February 4, 2011

Microsoft Cheated with Bing

Filed under: Main — admin @ 12:01 am

I can picture the meeting now: Microsoft executives were pounding on the table, trying to compete with Google’s primary business, web search. Engineers demonstrated algorithms and explained flow charts, but the suits were displeased. They wanted results now. Better searching techniques didn’t matter, what was important was knocking Google off its perch.

So Microsoft cheated.

The article here explains how the process worked.

The technies at Google uncovered some unique searches, things that would only happen on Google. Then they remarked how similar searches on Microsoft’s search engine Bing produced the same results. If Microsoft weren’t just copying Google’s results, then Bing would have come up with its own unique results. It didn’t.

Real Genius cheating

Cheating is nothing new, of course. When you don’t know something, it’s easier to lift someone else’s work and either claim it as your own (plagiarizing) or simply submit the work and hope you don’t get caught. In fact, I’d argue that most cheaters simply want to pass the class, not really understand the material.

Microsoft obviously doesn’t understand the material.

Not only that, Microsoft has a history of cheating when it comes to competing in the computer industry.

Back in the early 1990s, memory management software was very popular. The operating system of the day, DOS, was limited to using only 640K of RAM on machines that had up to 4MB of memory.

Memory management software was big business and, obviously, Microsoft wanted a chunk of that pie. Their solution was DOS 5, which included memory management built-in.

I was a DOS 5 beta tester. As such, I enjoyed looking at the operating system’s raw code. I’d heard a rumor that Microsoft was out to get QEMM, the premier memory management software of the time. Sure enough, inside the code for DOS 5, there was instructions that looked for the QEMM driver in memory and, if found, the driver was disabled.

Naturally, I made my discovery public, sending the information off to INFOworld magazine, which published my findings. Microsoft denied it, of course. Then they explained that there had to be special handlers for QEMM. Then the code disappeared with the next release of the DOS 5 beta.

It was quite the scandal.

In fact, I remember the Microsoft PR lady calling me and asking me if there was anything Microsoft could do for me, or anything I needed. I politely told her “No,” and she never called me again.

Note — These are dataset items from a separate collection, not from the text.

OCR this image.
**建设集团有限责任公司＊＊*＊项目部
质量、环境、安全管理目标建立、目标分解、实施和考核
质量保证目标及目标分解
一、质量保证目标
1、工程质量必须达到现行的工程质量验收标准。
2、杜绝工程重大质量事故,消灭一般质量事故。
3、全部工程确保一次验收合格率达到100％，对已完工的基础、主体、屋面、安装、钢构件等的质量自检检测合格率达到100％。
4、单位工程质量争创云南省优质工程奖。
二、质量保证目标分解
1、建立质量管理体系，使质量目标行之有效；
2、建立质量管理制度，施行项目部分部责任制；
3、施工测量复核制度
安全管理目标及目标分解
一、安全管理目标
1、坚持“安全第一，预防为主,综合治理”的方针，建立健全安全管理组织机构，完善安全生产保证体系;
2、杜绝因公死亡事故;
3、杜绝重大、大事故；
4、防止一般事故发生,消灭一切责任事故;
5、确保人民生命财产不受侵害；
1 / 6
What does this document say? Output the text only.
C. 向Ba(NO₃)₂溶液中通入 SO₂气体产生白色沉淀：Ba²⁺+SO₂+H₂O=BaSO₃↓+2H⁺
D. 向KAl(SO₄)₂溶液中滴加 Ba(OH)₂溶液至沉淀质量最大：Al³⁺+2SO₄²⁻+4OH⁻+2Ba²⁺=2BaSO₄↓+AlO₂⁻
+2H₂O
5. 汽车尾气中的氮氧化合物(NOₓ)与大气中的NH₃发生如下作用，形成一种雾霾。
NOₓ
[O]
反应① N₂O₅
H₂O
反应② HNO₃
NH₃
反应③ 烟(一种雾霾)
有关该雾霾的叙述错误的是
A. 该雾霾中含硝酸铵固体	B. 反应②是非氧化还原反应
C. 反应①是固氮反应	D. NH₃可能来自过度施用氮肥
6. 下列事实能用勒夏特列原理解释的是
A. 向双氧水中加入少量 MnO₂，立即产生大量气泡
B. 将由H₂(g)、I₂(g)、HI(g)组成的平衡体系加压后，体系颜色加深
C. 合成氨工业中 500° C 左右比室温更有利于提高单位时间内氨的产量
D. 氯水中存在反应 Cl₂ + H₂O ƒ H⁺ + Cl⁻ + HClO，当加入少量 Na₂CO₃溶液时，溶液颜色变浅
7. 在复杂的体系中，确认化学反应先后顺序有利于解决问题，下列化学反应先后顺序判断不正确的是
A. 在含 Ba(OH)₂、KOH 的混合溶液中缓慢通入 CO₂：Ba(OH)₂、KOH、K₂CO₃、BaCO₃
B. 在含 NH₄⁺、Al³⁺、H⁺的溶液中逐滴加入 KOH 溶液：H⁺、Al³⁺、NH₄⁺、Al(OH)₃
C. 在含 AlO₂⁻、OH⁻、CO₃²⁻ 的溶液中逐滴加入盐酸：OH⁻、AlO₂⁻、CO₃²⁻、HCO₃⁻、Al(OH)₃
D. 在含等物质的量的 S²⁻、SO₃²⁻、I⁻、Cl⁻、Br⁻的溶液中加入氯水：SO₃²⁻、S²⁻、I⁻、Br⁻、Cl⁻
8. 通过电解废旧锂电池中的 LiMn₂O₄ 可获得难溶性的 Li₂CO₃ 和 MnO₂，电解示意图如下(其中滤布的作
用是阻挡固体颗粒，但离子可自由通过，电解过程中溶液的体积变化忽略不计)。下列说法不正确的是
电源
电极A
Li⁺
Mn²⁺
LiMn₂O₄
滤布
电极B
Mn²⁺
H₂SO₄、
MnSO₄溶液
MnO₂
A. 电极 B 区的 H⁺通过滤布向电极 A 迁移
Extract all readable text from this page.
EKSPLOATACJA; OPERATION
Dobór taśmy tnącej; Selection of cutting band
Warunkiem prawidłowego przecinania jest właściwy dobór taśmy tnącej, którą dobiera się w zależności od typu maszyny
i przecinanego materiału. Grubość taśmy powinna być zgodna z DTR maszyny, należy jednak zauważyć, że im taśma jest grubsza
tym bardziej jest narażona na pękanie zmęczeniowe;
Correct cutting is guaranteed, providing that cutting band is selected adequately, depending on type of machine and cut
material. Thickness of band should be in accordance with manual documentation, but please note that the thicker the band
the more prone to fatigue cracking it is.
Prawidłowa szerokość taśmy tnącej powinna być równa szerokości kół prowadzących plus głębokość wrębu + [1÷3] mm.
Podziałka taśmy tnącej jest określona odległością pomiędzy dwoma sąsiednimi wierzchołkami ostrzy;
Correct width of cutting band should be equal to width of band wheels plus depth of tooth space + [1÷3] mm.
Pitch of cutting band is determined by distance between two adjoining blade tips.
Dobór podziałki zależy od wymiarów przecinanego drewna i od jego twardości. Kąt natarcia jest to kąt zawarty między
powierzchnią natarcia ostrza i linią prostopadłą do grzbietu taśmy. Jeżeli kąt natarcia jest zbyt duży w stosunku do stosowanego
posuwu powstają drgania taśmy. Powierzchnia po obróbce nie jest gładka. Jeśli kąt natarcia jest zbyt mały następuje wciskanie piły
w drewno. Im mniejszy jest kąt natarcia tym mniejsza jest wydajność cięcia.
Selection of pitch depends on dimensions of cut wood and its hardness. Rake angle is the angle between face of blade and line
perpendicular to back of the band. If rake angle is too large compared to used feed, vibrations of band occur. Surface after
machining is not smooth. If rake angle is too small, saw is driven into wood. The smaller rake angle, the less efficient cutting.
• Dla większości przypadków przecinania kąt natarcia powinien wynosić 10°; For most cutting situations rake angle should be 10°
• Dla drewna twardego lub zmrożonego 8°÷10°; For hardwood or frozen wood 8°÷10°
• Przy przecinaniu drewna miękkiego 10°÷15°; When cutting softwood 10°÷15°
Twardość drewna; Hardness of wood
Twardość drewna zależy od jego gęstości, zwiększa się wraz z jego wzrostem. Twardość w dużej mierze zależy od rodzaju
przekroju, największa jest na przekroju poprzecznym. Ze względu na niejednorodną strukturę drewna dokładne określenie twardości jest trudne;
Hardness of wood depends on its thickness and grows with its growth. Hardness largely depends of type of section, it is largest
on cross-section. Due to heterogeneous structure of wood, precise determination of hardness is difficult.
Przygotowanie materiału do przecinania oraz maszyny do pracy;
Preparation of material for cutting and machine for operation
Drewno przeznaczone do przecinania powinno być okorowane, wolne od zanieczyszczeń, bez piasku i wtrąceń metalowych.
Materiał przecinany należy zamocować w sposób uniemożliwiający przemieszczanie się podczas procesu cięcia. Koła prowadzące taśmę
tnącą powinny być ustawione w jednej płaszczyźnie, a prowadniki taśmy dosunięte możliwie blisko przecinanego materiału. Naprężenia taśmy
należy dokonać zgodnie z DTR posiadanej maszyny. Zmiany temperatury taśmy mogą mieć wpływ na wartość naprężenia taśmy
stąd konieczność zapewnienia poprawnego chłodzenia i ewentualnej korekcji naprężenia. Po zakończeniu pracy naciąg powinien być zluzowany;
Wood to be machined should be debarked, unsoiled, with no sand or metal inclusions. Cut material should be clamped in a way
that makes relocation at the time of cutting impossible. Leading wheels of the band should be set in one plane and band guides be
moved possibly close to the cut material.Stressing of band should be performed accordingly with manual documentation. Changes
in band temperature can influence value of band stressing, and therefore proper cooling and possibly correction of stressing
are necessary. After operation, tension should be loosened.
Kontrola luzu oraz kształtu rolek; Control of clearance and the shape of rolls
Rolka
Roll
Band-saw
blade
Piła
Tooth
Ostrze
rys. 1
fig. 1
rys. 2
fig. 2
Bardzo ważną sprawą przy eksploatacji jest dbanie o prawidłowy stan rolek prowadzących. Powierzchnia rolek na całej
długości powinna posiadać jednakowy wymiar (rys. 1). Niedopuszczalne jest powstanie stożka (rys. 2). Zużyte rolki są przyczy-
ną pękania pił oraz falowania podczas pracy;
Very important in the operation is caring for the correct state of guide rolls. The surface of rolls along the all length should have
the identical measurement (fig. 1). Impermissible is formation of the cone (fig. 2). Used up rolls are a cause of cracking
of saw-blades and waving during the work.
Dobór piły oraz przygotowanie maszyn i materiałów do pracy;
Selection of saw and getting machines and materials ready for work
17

The bottom line is that Microsoft is apparently prone to cheating. It’s nothing new. I’m sure that there are lots of bright engineers and people with good ideas at Microsoft. Let’s hope that they don’t all get frustrated and thwarted by management. Until then, well, Microsoft is apparently doing nothing to improve it’s shoddy reputation.

5 Comments

  1. “I was a DOS 5 beta tester. As such, I enjoyed looking at the operating system’s raw code.”
    …any chance you still have the source code? 😀

    Comment by linuxlove — February 4, 2011 @ 5:55 am

  2. There’s a difference between raw code and source code. I simply looked at the boot loader using a hex editor. The very first page showed the name of the QEMM driver sitting there as plain text. I didn’t decompile the code, but found in curious that the operating system would specifically reference the most popular memory manager directly.

    Comment by admin — February 4, 2011 @ 6:35 am

  3. Ah, I see.

    It seems that Microsoft did the same thing with Windows 3.1: The early betas of the software had a little bit of code which would prevent it running on DR DOS, but ran fine on MS or IBM/PC DOS.

    Comment by linuxlove — February 4, 2011 @ 6:46 am

  4. And there was a trick you could use in DR DOS that would allow Windows to run. I recall Microsoft saying it was a security measure or some such nonsense.

    Comment by admin — February 4, 2011 @ 6:51 am

  5. I think that this is incredible lazy. Microsoft has more experience and resources at it’s disposal than almost any other company on earth, and they still copy other people’s work.